How much oil was needed to get the car back to the correct level? When was the last time he checked the oil before that happened?
Rings can stick and cause oil consumption with any engine ever made for any make of car and in most cases this problem is caused by overheating and/or an oil change regimen not being regular enough.
This sounds like an owner inflicted problem due to a root cause of never raising the hood for an oil level check and not aided any by driving on with a blinking oil light.
VDCdriver is correct about running a compression test; both dry and wet.
Odds are there will be bad news assuming the readings are interpreted correctly.
When rings and cylinder walls are damaged due to lack of oil MMO is not going to be the answer.
He says he’s good on checking oil and it was good shortly before the day the light came on. I have no reason to doubt him. The car had no history of burning oil in large amounts. He said he added about 4 quarts. And since that time it has used very little (his words) oil. The guy who told him about those engines and sticky rings is a tech at a dodge dealer.
At this point just keep driving it. I don’t think the “sticky rings” is anything more than a good story to explain a puzzle. Once a car gets low on oil, the remaining oil can burn off much faster and that is a more plausible explanation than sticky rings which are now just fine and dandy.
Four quarts is a lot of oil.
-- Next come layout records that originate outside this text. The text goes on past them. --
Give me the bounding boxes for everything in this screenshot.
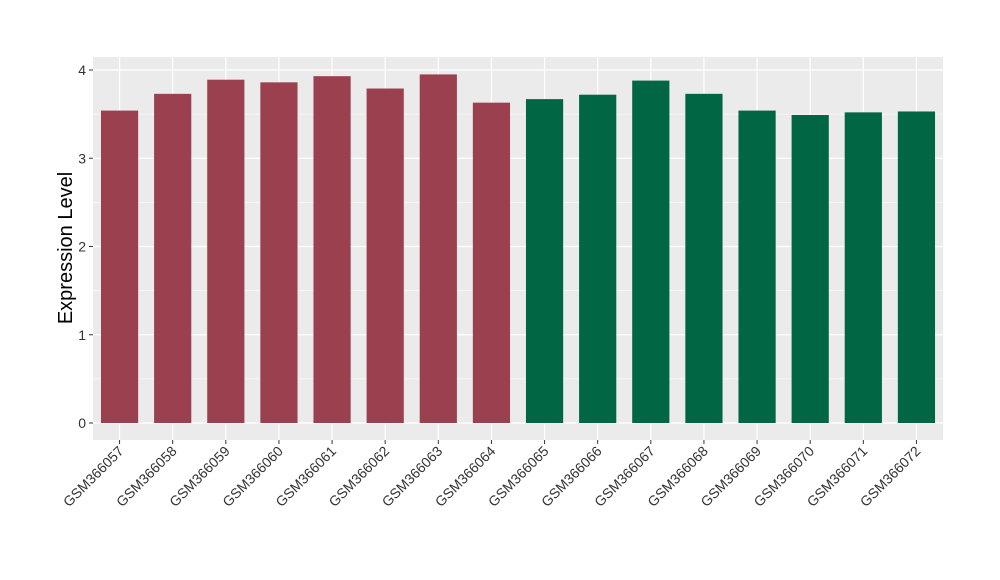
y-axis: 0 1 2 3 4 <box>78 62 93 431</box>
bars <box>100 74 936 424</box>
bar-GSM366064 <box>472 102 511 423</box>
x-axis: GSM366057GSM366058GSM366059GSM366060GSM3… <box>60 440 924 510</box>
y-tick-label: 4 <box>78 62 86 78</box>
bar-GSM366062 <box>366 88 404 423</box>
bar-GSM366070 <box>791 115 829 423</box>
bar-GSM366059 <box>207 79 245 424</box>
bar-GSM366065 <box>525 99 564 423</box>
bar-GSM366069 <box>738 110 776 423</box>
bar-GSM366063 <box>419 74 457 423</box>
bar-GSM366057 <box>100 110 139 423</box>
bar-GSM366071 <box>844 112 882 424</box>
y-tick-label: 2 <box>78 239 86 255</box>
bar-GSM366058 <box>154 93 192 423</box>
bar-GSM366067 <box>632 80 670 423</box>
y-tick-label: 3 <box>78 150 86 166</box>
bar-GSM366066 <box>579 94 617 424</box>
y-tick-label: 0 <box>78 415 86 431</box>
y-axis-title: Expression Level <box>55 172 77 324</box>
bar-GSM366072 <box>897 111 936 423</box>
bar-GSM366060 <box>260 82 298 423</box>
y-tick-label: 1 <box>78 327 86 343</box>
bar-GSM366068 <box>685 93 723 423</box>
bar-GSM366061 <box>313 76 351 424</box>
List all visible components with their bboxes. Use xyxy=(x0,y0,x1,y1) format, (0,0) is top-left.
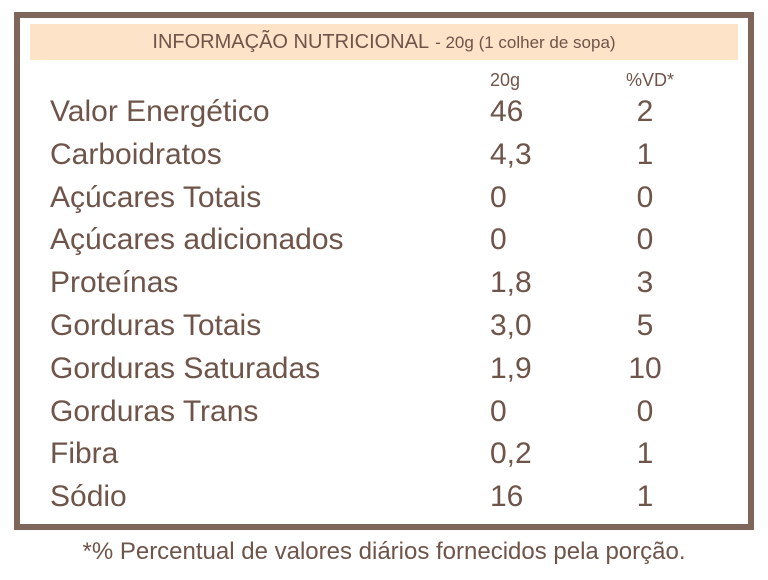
nutrient-label: Proteínas xyxy=(50,266,179,300)
nutrient-dv: 0 xyxy=(636,180,654,214)
header-band: INFORMAÇÃO NUTRICIONAL - 20g (1 colher de… xyxy=(30,24,738,60)
table-row: Proteínas 1,8 3 xyxy=(50,261,730,304)
nutrient-dv: 1 xyxy=(636,437,654,471)
nutrient-label: Valor Energético xyxy=(50,95,270,128)
nutrient-amount: 3,0 xyxy=(490,309,532,342)
nutrient-label: Açúcares adicionados xyxy=(50,223,344,257)
column-header-amount: 20g xyxy=(490,70,521,90)
nutrient-dv: 0 xyxy=(636,394,654,428)
nutrient-dv: 5 xyxy=(636,309,654,342)
nutrient-dv: 0 xyxy=(636,223,654,257)
nutrient-dv: 2 xyxy=(636,95,654,128)
table-row: Fibra 0,2 1 xyxy=(50,432,730,475)
table-row: Sódio 16 1 xyxy=(50,475,730,518)
nutrient-amount: 1,9 xyxy=(490,351,532,385)
nutrient-label: Carboidratos xyxy=(50,137,222,171)
table-row: Gorduras Trans 0 0 xyxy=(50,390,730,433)
nutrient-amount: 16 xyxy=(490,480,524,514)
nutrient-label: Gorduras Saturadas xyxy=(50,351,321,385)
column-header-dv: %VD* xyxy=(626,70,675,90)
nutrient-amount: 0,2 xyxy=(490,437,532,471)
nutrient-label: Sódio xyxy=(50,480,127,514)
nutrient-label: Açúcares Totais xyxy=(50,180,262,214)
footnote: *% Percentual de valores diários forneci… xyxy=(82,538,686,565)
nutrient-label: Gorduras Trans xyxy=(50,394,259,428)
table-row: Açúcares adicionados 0 0 xyxy=(50,218,730,261)
table-row: Gorduras Saturadas 1,9 10 xyxy=(50,347,730,390)
nutrient-dv: 3 xyxy=(636,266,654,300)
table-title: INFORMAÇÃO NUTRICIONAL xyxy=(152,31,430,53)
nutrient-dv: 10 xyxy=(628,351,662,385)
nutrient-dv: 1 xyxy=(636,480,654,514)
nutrient-amount: 4,3 xyxy=(490,137,532,171)
serving-size: - 20g (1 colher de sopa) xyxy=(435,33,616,52)
table-row: Valor Energético 46 2 xyxy=(50,90,730,133)
nutrient-label: Gorduras Totais xyxy=(50,309,262,342)
nutrient-label: Fibra xyxy=(50,437,119,471)
table-row: Gorduras Totais 3,0 5 xyxy=(50,304,730,347)
nutrient-amount: 0 xyxy=(490,180,507,214)
table-row: Açúcares Totais 0 0 xyxy=(50,176,730,219)
nutrition-table: INFORMAÇÃO NUTRICIONAL - 20g (1 colher de… xyxy=(14,12,754,530)
nutrient-dv: 1 xyxy=(636,137,654,171)
table-row: Carboidratos 4,3 1 xyxy=(50,133,730,176)
nutrient-amount: 0 xyxy=(490,223,507,257)
nutrient-amount: 46 xyxy=(490,95,524,128)
nutrient-amount: 1,8 xyxy=(490,266,532,300)
nutrient-amount: 0 xyxy=(490,394,507,428)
Permanent damage is pretty likely here, I’m afraid.
Since he checks his oil and it didn’t burn much before or after this incident, the only explaination I can come up with is someone changed the oil and didn’t put enough back in.
Now if it was my wife I would think she had been driving in low gear on the expressway- again.
The original post is 3rd party hearsay at this point and the comments about being good on checking the oil and it being good shortly before the oil light came on could be very subjective.
Four quarts down, oil light flickering, the vehicle continues on, and the wife waits several days to even mention it?
This Chrysler dealer tech should have told him that those habits alone will ruin an engine.